Regarding the strengths of this review, the broad coverage of areas of relevance for assessing the value of AI projects is in demand [17, 116, 118]. To the best of our knowledge, this is the first systematic scoping review about the value assessment of AI in field of medical imaging. Our search included grey literature which can be an important information source [119]. Furthermore, we have included the studies with different research methodologies to ensure the high coverage and a broad perspective in our data collection. The joint discussion sessions on topics with high overlap between the domains have likely improved the data analysis. High overlap was particularly observed in the topics of patient’s privacy (overlap between ethical, legal, and patient’s domains) and the earlier mentioned black box topic. Furthermore, most studies are published recently (after 2019) which shows a great interest in this field and reflects the newest information on the topic. Drawing a framework based on data from recent publications can strengthen the current value assessment to be considered in future evaluations in this field.

Future directions

A pipeline for an overview of AI technologies evaluation is shown in Fig. 2. A majority of the published AI studies within medical imaging is in the retrospective phase of Fig. 2, i.e. having a technical focus. However, as our review shows, it is important to evaluate AI projects both clinically and concerning many other areas, i.e. the prospective phase in Fig. 2, to ensure that AI technologies with no effect or unintended effects are not uncritically implemented.

Fig. 2
figure 2

Pipeline for evaluating AI technologies (inspired by an unpublished figure by Simon Meyer Lauritsen)

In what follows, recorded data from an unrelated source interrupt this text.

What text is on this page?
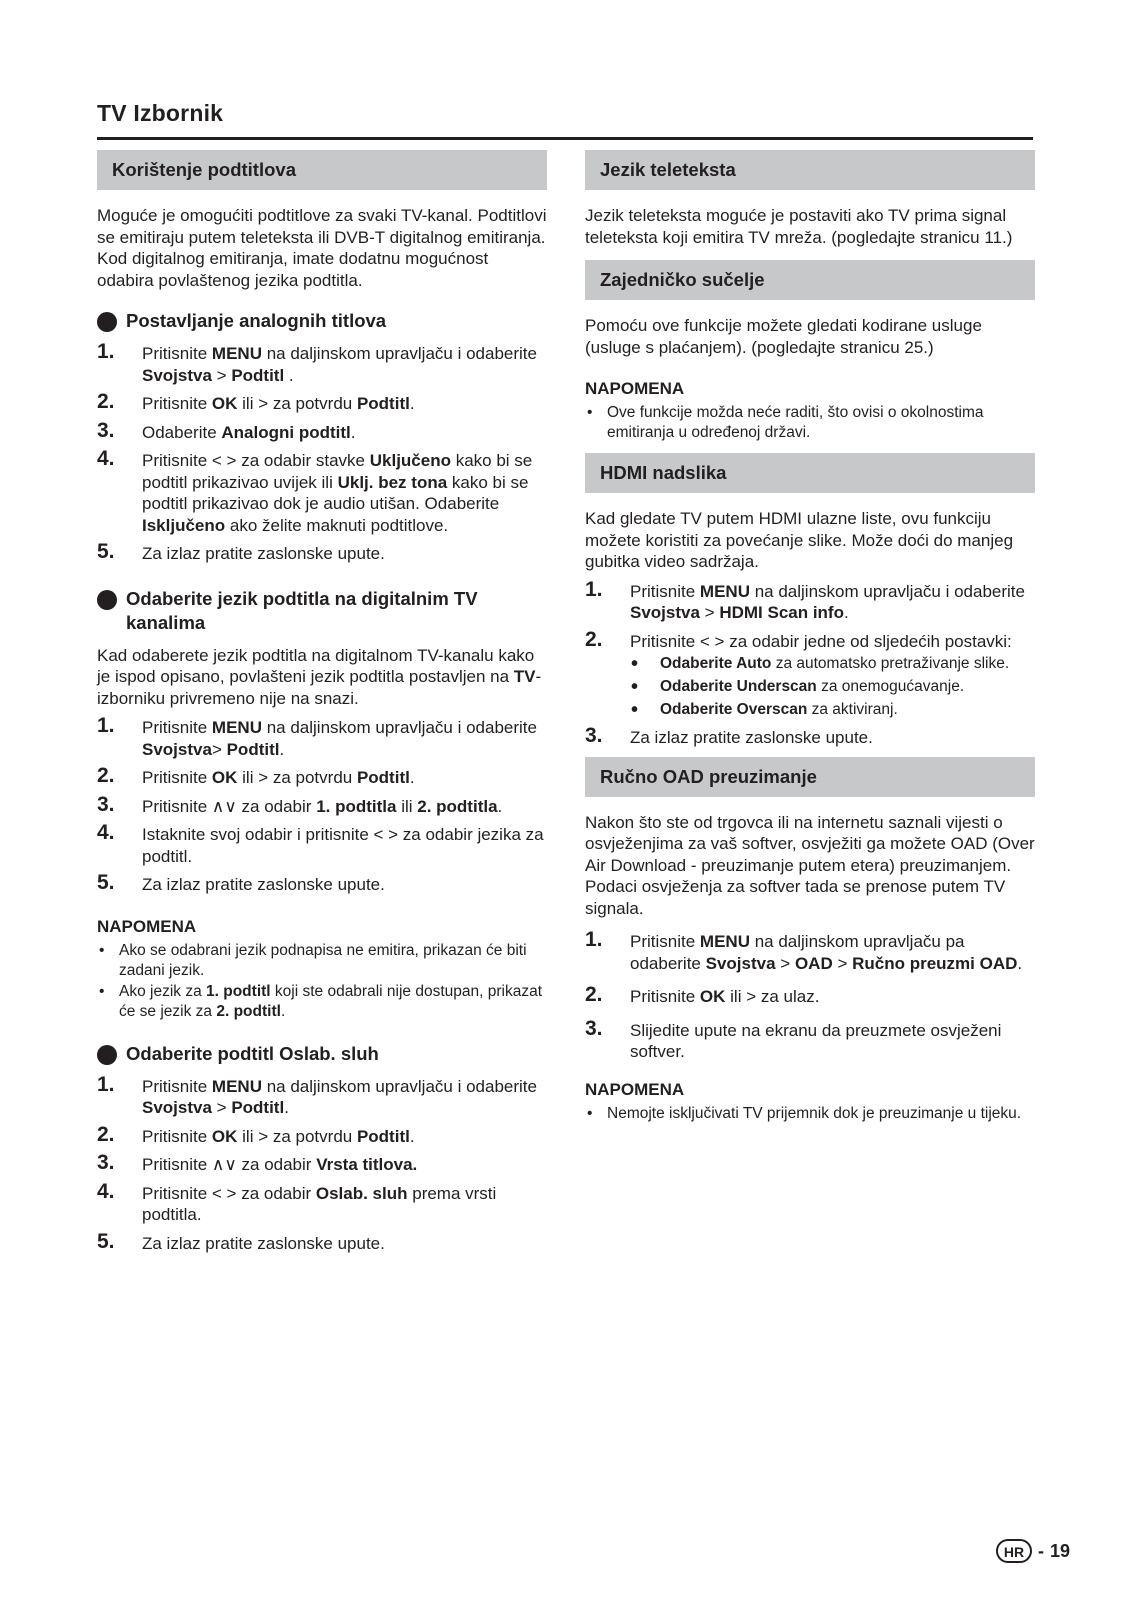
TV Izbornik
Korištenje podtitlova

Moguće je omogućiti podtitlove za svaki TV-kanal. Podtitlovi se emitiraju putem teleteksta ili DVB-T digitalnog emitiranja. Kod digitalnog emitiranja, imate dodatnu mogućnost odabira povlaštenog jezika podtitla.

Postavljanje analognih titlova
1. Pritisnite MENU na daljinskom upravljaču i odaberite Svojstva > Podtitl .
2. Pritisnite OK ili > za potvrdu Podtitl.
3. Odaberite Analogni podtitl.
4. Pritisnite < > za odabir stavke Uključeno kako bi se podtitl prikazivao uvijek ili Uklj. bez tona kako bi se podtitl prikazivao dok je audio utišan. Odaberite Isključeno ako želite maknuti podtitlove.
5. Za izlaz pratite zaslonske upute.
Odaberite jezik podtitla na digitalnim TV kanalima

Kad odaberete jezik podtitla na digitalnom TV-kanalu kako je ispod opisano, povlašteni jezik podtitla postavljen na TV-izborniku privremeno nije na snazi.

1. Pritisnite MENU na daljinskom upravljaču i odaberite Svojstva> Podtitl.
2. Pritisnite OK ili > za potvrdu Podtitl.
3. Pritisnite ∧∨ za odabir 1. podtitla ili 2. podtitla.
4. Istaknite svoj odabir i pritisnite < > za odabir jezika za podtitl.
5. Za izlaz pratite zaslonske upute.
NAPOMENA
• Ako se odabrani jezik podnapisa ne emitira, prikazan će biti zadani jezik.
• Ako jezik za 1. podtitl koji ste odabrali nije dostupan, prikazat će se jezik za 2. podtitl.
Odaberite podtitl Oslab. sluh
1. Pritisnite MENU na daljinskom upravljaču i odaberite Svojstva > Podtitl.
2. Pritisnite OK ili > za potvrdu Podtitl.
3. Pritisnite ∧∨ za odabir Vrsta titlova.
4. Pritisnite < > za odabir Oslab. sluh prema vrsti podtitla.
5. Za izlaz pratite zaslonske upute.
Jezik teleteksta

Jezik teleteksta moguće je postaviti ako TV prima signal teleteksta koji emitira TV mreža. (pogledajte stranicu 11.)

Zajedničko sučelje

Pomoću ove funkcije možete gledati kodirane usluge (usluge s plaćanjem). (pogledajte stranicu 25.)

NAPOMENA
• Ove funkcije možda neće raditi, što ovisi o okolnostima emitiranja u određenoj državi.
HDMI nadslika

Kad gledate TV putem HDMI ulazne liste, ovu funkciju možete koristiti za povećanje slike. Može doći do manjeg gubitka video sadržaja.

1. Pritisnite MENU na daljinskom upravljaču i odaberite Svojstva > HDMI Scan info.
2. Pritisnite < > za odabir jedne od sljedećih postavki:
• Odaberite Auto za automatsko pretraživanje slike.
• Odaberite Underscan za onemogućavanje.
• Odaberite Overscan za aktiviranj.
3. Za izlaz pratite zaslonske upute.
Ručno OAD preuzimanje

Nakon što ste od trgovca ili na internetu saznali vijesti o osvježenjima za vaš softver, osvježiti ga možete OAD (Over Air Download - preuzimanje putem etera) preuzimanjem. Podaci osvježenja za softver tada se prenose putem TV signala.

1. Pritisnite MENU na daljinskom upravljaču pa odaberite Svojstva > OAD > Ručno preuzmi OAD.
2. Pritisnite OK ili > za ulaz.
3. Slijedite upute na ekranu da preuzmete osvježeni softver.
NAPOMENA
• Nemojte isključivati TV prijemnik dok je preuzimanje u tijeku.
HR - 19
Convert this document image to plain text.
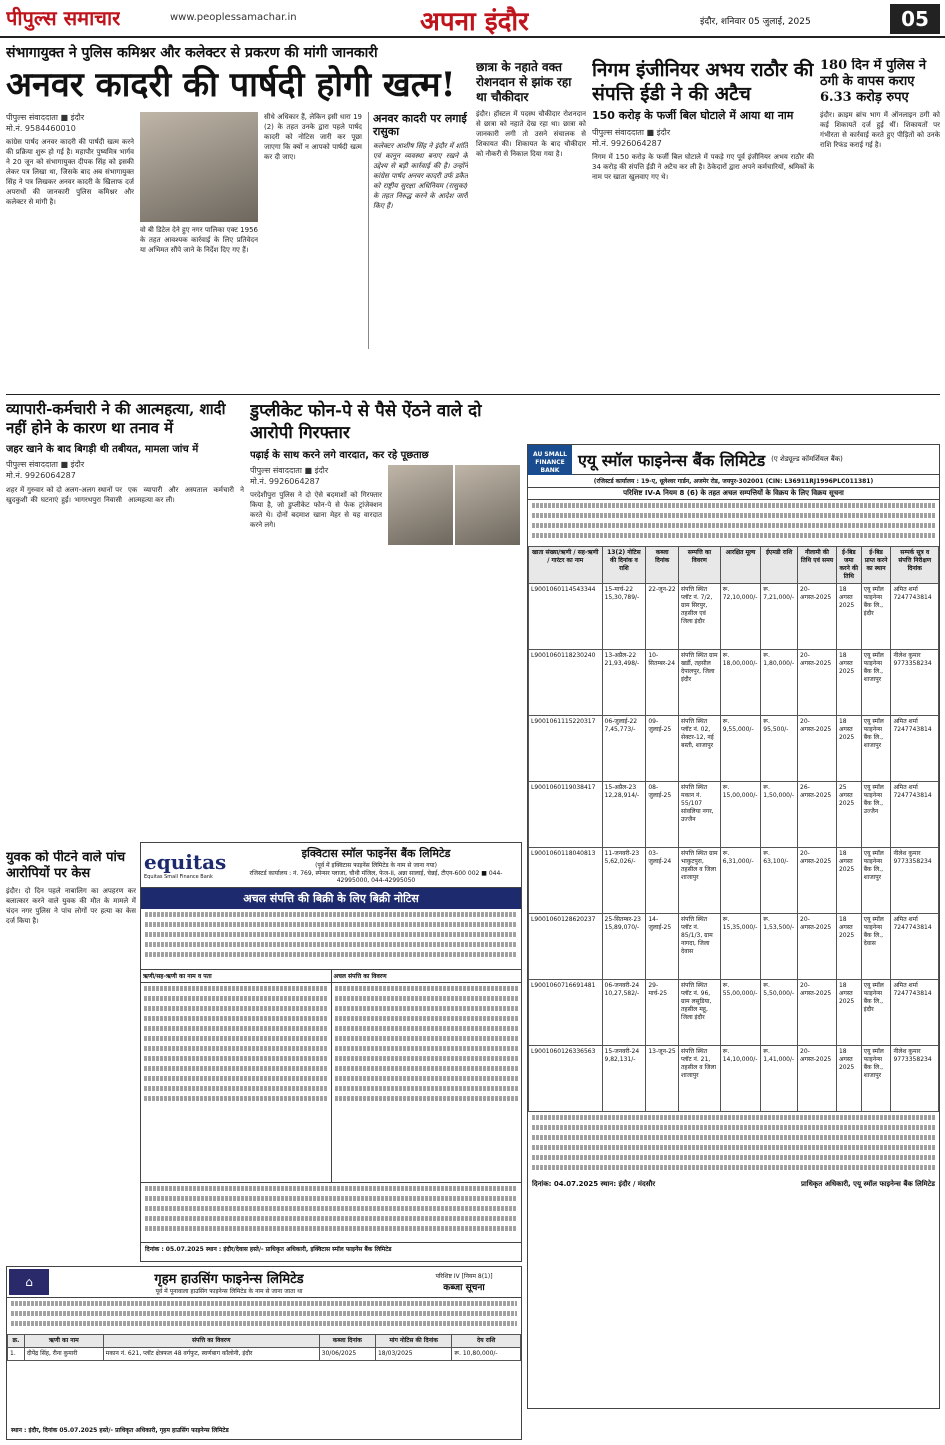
पीपुल्स समाचार	www.peoplessamachar.in	अपना इंदौर	इंदौर, शनिवार 05 जुलाई, 2025	05
संभागायुक्त ने पुलिस कमिश्नर और कलेक्टर से प्रकरण की मांगी जानकारी
अनवर कादरी की पार्षदी होगी खत्म!
पीपुल्स संवाददाता ■ इंदौर
मो.नं. 9584460010
कांग्रेस पार्षद अनवर कादरी की पार्षदी खत्म करने की प्रक्रिया शुरू हो गई है। महापौर पुष्यमित्र भार्गव ने 20 जून को संभागायुक्त दीपक सिंह को इसकी लेकर पत्र लिखा था, जिसके बाद अब संभागायुक्त सिंह ने पत्र लिखकर अनवर कादरी के खिलाफ दर्ज अपराधों की जानकारी पुलिस कमिश्नर और कलेक्टर से मांगी है।
वो बी डिटेल देने हुए नगर पालिका एक्ट 1956 के तहत आवश्यक कार्रवाई के लिए प्रतिवेदन या अभिमत सौंपे जाने के निर्देश दिए गए हैं।
सीधे अधिकार हैं, लेकिन इसी धारा 19 (2) के तहत उनके द्वारा पहले पार्षद कादरी को नोटिस जारी कर पूछा जाएगा कि क्यों न आपको पार्षदी खत्म कर दी जाए।
अनवर कादरी पर लगाई रासुका
कलेक्टर आशीष सिंह ने इंदौर में शांति एवं कानून व्यवस्था बनाए रखने के उद्देश्य से बड़ी कार्रवाई की है। उन्होंने कांग्रेस पार्षद अनवर कादरी उर्फ डकैत को राष्ट्रीय सुरक्षा अधिनियम (रासुका) के तहत निरुद्ध करने के आदेश जारी किए हैं।
छात्रा के नहाते वक्त रोशनदान से झांक रहा था चौकीदार
इंदौर। हॉस्टल में पदस्थ चौकीदार रोशनदान से छात्रा को नहाते देख रहा था। छात्रा को जानकारी लगी तो उसने संचालक से शिकायत की। शिकायत के बाद चौकीदार को नौकरी से निकाल दिया गया है।
निगम इंजीनियर अभय राठौर की संपत्ति ईडी ने की अटैच
150 करोड़ के फर्जी बिल घोटाले में आया था नाम
पीपुल्स संवाददाता ■ इंदौर
मो.नं. 9926064287
निगम में 150 करोड़ के फर्जी बिल घोटाले में पकड़े गए पूर्व इंजीनियर अभय राठौर की 34 करोड़ की संपत्ति ईडी ने अटैच कर ली है। ठेकेदारों द्वारा अपने कर्मचारियों, श्रमिकों के नाम पर खाता खुलवाए गए थे।
180 दिन में पुलिस ने ठगी के वापस कराए 6.33 करोड़ रुपए
इंदौर। क्राइम ब्रांच भाग में ऑनलाइन ठगी को कई शिकायतें दर्ज हुई थीं। शिकायतों पर गंभीरता से कार्रवाई करते हुए पीड़ितों को उनके राशि रिफंड कराई गई है।
व्यापारी-कर्मचारी ने की आत्महत्या, शादी नहीं होने के कारण था तनाव में
जहर खाने के बाद बिगड़ी थी तबीयत, मामला जांच में
पीपुल्स संवाददाता ■ इंदौर
मो.नं. 9926064287
शहर में गुरुवार को दो अलग-अलग स्थानों पर खुदकुशी की घटनाएं हुईं। भागरथपुरा निवासी एक व्यापारी और अस्पताल कर्मचारी ने आत्महत्या कर ली।
युवक को पीटने वाले पांच आरोपियों पर केस
इंदौर। दो दिन पहले नाबालिग का अपहरण कर बलात्कार करने वाले युवक की मौत के मामले में चंदन नगर पुलिस ने पांच लोगों पर हत्या का केस दर्ज किया है।
डुप्लीकेट फोन-पे से पैसे ऐंठने वाले दो आरोपी गिरफ्तार
पढ़ाई के साथ करने लगे वारदात, कर रहे पूछताछ
पीपुल्स संवाददाता ■ इंदौर
मो.नं. 9926064287
परदेशीपुरा पुलिस ने दो ऐसे बदमाशों को गिरफ्तार किया है, जो डुप्लीकेट फोन-पे से फेक ट्रांजेक्शन करते थे। दोनों बदमाश खाना मेहर से यह वारदात करने लगे।
AU SMALL FINANCE BANK
एयू स्मॉल फाइनेन्स बैंक लिमिटेड (ए शेड्यूल्ड कॉमर्शियल बैंक)
(रजिस्टर्ड कार्यालय : 19-ए, धूलेश्वर गार्डन, अजमेर रोड, जयपुर-302001 (CIN: L36911RJ1996PLC011381)
परिशिष्ट IV-A नियम 8 (6) के तहत अचल सम्पत्तियों के विक्रय के लिए विक्रय सूचना
खाता संख्या/ऋणी / सह-ऋणी / गारंटर का नाम	13(2) नोटिस की दिनांक व राशि	कब्जा दिनांक	सम्पत्ति का विवरण	आरक्षित मूल्य	ईएमडी राशि	नीलामी की तिथि एवं समय	ई-बिड जमा करने की तिथि	ई-बिड प्राप्त करने का स्थान	सम्पर्क सूत्र व संपत्ति निरीक्षण दिनांक
L9001060114543344	15-मार्च-22 15,30,789/-	22-जून-22	संपत्ति स्थित प्लॉट नं. 7/2, ग्राम सिरपुर, तहसील एवं जिला इंदौर	रू. 72,10,000/-	रू. 7,21,000/-	20-अगस्त-2025	18 अगस्त 2025	एयू स्मॉल फाइनेन्स बैंक लि., इंदौर	अमित शर्मा 7247743814
L9001060118230240	13-अप्रैल-22 21,93,498/-	10-सितम्बर-24	संपत्ति स्थित ग्राम खर्डी, तहसील देपालपुर, जिला इंदौर	रू. 18,00,000/-	रू. 1,80,000/-	20-अगस्त-2025	18 अगस्त 2025	एयू स्मॉल फाइनेन्स बैंक लि., शाजापुर	नीलेश कुमार 9773358234
L9001061115220317	06-जुलाई-22 7,45,773/-	09-जुलाई-25	संपत्ति स्थित प्लॉट नं. 02, सेक्टर-12, नई बस्ती, शाजापुर	रू. 9,55,000/-	रू. 95,500/-	20-अगस्त-2025	18 अगस्त 2025	एयू स्मॉल फाइनेन्स बैंक लि., शाजापुर	अमित शर्मा 7247743814
L9001060119038417	15-अप्रैल-23 12,28,914/-	08-जुलाई-25	संपत्ति स्थित मकान नं. 55/107 सांवलिया नगर, उज्जैन	रू. 15,00,000/-	रू. 1,50,000/-	26-अगस्त-2025	25 अगस्त 2025	एयू स्मॉल फाइनेन्स बैंक लि., उज्जैन	अमित शर्मा 7247743814
L9001060118040813	11-जनवरी-23 5,62,026/-	03-जुलाई-24	संपत्ति स्थित ग्राम भाकुटपुरा, तहसील व जिला शाजापुर	रू. 6,31,000/-	रू. 63,100/-	20-अगस्त-2025	18 अगस्त 2025	एयू स्मॉल फाइनेन्स बैंक लि., शाजापुर	नीलेश कुमार 9773358234
L9001060128620237	25-सितम्बर-23 15,89,070/-	14-जुलाई-25	संपत्ति स्थित प्लॉट नं. 85/1/3, ग्राम नागदा, जिला देवास	रू. 15,35,000/-	रू. 1,53,500/-	20-अगस्त-2025	18 अगस्त 2025	एयू स्मॉल फाइनेन्स बैंक लि., देवास	अमित शर्मा 7247743814
L9001060716691481	06-जनवरी-24 10,27,582/-	29-मार्च-25	संपत्ति स्थित प्लॉट नं. 96, ग्राम लसूडिया, तहसील महू, जिला इंदौर	रू. 55,00,000/-	रू. 5,50,000/-	20-अगस्त-2025	18 अगस्त 2025	एयू स्मॉल फाइनेन्स बैंक लि., इंदौर	अमित शर्मा 7247743814
L9001060126336563	15-जनवरी-24 9,82,131/-	13-जून-25	संपत्ति स्थित प्लॉट नं. 21, तहसील व जिला शाजापुर	रू. 14,10,000/-	रू. 1,41,000/-	20-अगस्त-2025	18 अगस्त 2025	एयू स्मॉल फाइनेन्स बैंक लि., शाजापुर	नीलेश कुमार 9773358234
दिनांक: 04.07.2025 स्थान: इंदौर / मंदसौर	प्राधिकृत अधिकारी, एयू स्मॉल फाइनेन्स बैंक लिमिटेड
equitas
Equitas Small Finance Bank
इक्विटास स्मॉल फाइनेंस बैंक लिमिटेड
(पूर्व में इक्विटास फाइनेंस लिमिटेड के नाम से जाना गया)
रजिस्टर्ड कार्यालय : नं. 769, स्पेन्सर प्लाजा, चौथी मंजिल, फेज-II, अन्ना सालाई, चेन्नई, टीएन-600 002 ■ 044-42995000, 044-42995050
अचल संपत्ति की बिक्री के लिए बिक्री नोटिस
ऋणी/सह-ऋणी का नाम व पता	अचल संपत्ति का विवरण
दिनांक : 05.07.2025 स्थान : इंदौर/देवास हस्ते/- प्राधिकृत अधिकारी, इक्विटास स्मॉल फाइनेंस बैंक लिमिटेड
⌂	गृहम हाउसिंग फाइनेन्स लिमिटेड
पूर्व में पूनावाला हाउसिंग फाइनेन्स लिमिटेड के नाम से जाना जाता था
परिशिष्ट IV [नियम 8(1)]
कब्जा सूचना
क्र.	ऋणी का नाम	संपत्ति का विवरण	कब्जा दिनांक	मांग नोटिस की दिनांक	देय राशि
1.	दीपेंद्र सिंह, रीना कुमारी	मकान नं. 621, प्लॉट क्षेत्रफल 48 वर्गफुट, स्वर्णबाग कॉलोनी, इंदौर	30/06/2025	18/03/2025	रू. 10,80,000/-
स्थान : इंदौर, दिनांक 05.07.2025 हस्ते/- प्राधिकृत अधिकारी, गृहम हाउसिंग फाइनेन्स लिमिटेड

Results from this review was used as part of a project with the overall aim to develop a Model for ASsessing the value of AI in medical imaging (MAS-AI) cf. publication [120]. MAS-AI was developed in three phases. First, this literature review. Next, we interviewed leading researchers in AI in Denmark. The third phase consisted of two workshops where decision-makers, patient organizations, and researchers discussed crucial topics when evaluating AI. The multidisciplinary team revised the model between workshops according to comments. The HTA framework MAS-AI is to support the introduction of AI technologies into healthcare in medical imaging.

It is important to ensure uniform and valid decisions regarding the adoption of AI technology with a structured process and tool. The MAS-AI model can help support these decisions and provide greater transparency for all parties involved.

Conclusion

This scoping review regarding value assessment of artificial intelligence in medical imaging yielded 86 papers fulfilling the inclusion criteria, and eleven domains were identified: (1) the health problem and current use of technology, (2) technology aspects, (3) safety assessment, (4) clinical effectiveness, (5) economics, (6) ethical analysis, (7) organisational aspects, (8) patients and social aspects, (9) legal aspects, (10) development of AI algorithm, performance metrics and validation, and (11) other aspects. The domain classification from the EUnetHTA framework proved very useful and analysis identified only one new real domain: domain 10 (a few issues were included in an “other domain”). Studies include a broad range of essential domains when addressing AI technologies; in contrast to other areas, legal and ethical aspects are highlighted as important in this review.